India: The Sacred Cow Question

May 09, 2017

The recent victory of the Hindu nationalist party, Bharatiya Janata Party (BJP), a few weeks ago has revived the “war of the cow” in a country that is more and more prone to religious conflict. Religious attacks and murders are multiplying in the country.

In 2014, Narendra Modi became the leader of India, and ever since, occasionally violent incidents with cows – a sacred animal in the Hindu religion – have been multiplying. This symbolic issue is an obsession with the Hindu extremists, who are influential in the BJP, the nationalist Party that has taken over. Last March, an electoral tidal wave for this party boosted the confidence of the protectors of the cows. The initiatives are coming at a steady pace: reinforcing legislation in favor of the sacred animal, intensifying restrictions on bovine butchery, and attacking the members of Christian and even Muslim minorities accused of not respecting the sacred animal.

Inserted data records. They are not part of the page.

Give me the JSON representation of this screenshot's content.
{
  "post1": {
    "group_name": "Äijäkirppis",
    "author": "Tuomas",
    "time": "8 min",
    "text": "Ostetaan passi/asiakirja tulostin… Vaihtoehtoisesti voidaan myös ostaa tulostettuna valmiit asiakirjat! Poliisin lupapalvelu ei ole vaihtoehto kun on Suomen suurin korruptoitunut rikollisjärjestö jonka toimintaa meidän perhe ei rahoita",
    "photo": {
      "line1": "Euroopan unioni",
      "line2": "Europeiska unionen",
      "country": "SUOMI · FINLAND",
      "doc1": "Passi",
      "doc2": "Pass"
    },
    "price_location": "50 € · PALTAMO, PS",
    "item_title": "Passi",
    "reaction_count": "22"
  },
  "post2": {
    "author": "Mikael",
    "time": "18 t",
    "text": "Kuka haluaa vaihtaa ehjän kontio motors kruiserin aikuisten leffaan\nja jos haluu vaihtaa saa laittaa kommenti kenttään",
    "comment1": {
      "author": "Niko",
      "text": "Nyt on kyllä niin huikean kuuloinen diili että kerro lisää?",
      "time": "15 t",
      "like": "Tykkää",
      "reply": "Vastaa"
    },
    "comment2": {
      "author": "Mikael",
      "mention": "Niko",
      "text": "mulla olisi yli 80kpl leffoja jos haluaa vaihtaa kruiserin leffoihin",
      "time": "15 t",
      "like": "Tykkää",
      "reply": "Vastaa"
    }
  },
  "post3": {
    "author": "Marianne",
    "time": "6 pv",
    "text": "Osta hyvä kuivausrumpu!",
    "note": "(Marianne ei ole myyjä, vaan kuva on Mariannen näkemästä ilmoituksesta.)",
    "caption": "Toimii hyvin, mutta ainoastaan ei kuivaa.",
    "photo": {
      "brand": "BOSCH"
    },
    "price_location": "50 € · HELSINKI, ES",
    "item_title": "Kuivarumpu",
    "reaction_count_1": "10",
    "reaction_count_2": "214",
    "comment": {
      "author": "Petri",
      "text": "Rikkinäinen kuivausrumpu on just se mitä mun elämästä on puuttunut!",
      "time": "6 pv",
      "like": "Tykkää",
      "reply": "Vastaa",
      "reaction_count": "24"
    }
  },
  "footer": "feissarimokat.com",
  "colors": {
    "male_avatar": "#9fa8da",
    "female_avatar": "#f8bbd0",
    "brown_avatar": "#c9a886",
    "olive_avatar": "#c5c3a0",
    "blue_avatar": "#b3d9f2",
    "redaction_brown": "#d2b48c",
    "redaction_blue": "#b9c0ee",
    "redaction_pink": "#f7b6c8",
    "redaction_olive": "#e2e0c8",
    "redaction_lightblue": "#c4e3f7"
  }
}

The latest incident to date ended a few weeks ago in Rajasthan with the death of Pehlu Khan, a 55-year-old Muslim farmer who died of his wounds after being beaten by a militia of radical Hindus; on the highway of Alwar, almost 200 Hindus intercepted Muslim cattle drivers, who tried in vain to prove that they were transporting cattle legally.

These sorts of attacks and murders are common in the country. In the past two years, how many Christians or Muslims have been lynched by crowds in similar incidents, suspected of having eaten beef or sold cattle? The militias of “cow defenders” that are developing and that go by different names are often closely involved with radical organizations of the Sangh Parivar, the great family of Hindu nationalism that has the BJP for its political wing and “moderate” front. Their objective is clear: the defense of the “Hindutva”, that pagan ideology whose vision is an Indian nation founded solely on  Hindu culture and religion.

This is a far cry from the irenicism suggested by the Second Vatican Council in its declaration Nostra Aetate, which states that “non-Christian religions (…) often reflect a ray of that Truth which enlightens all men.”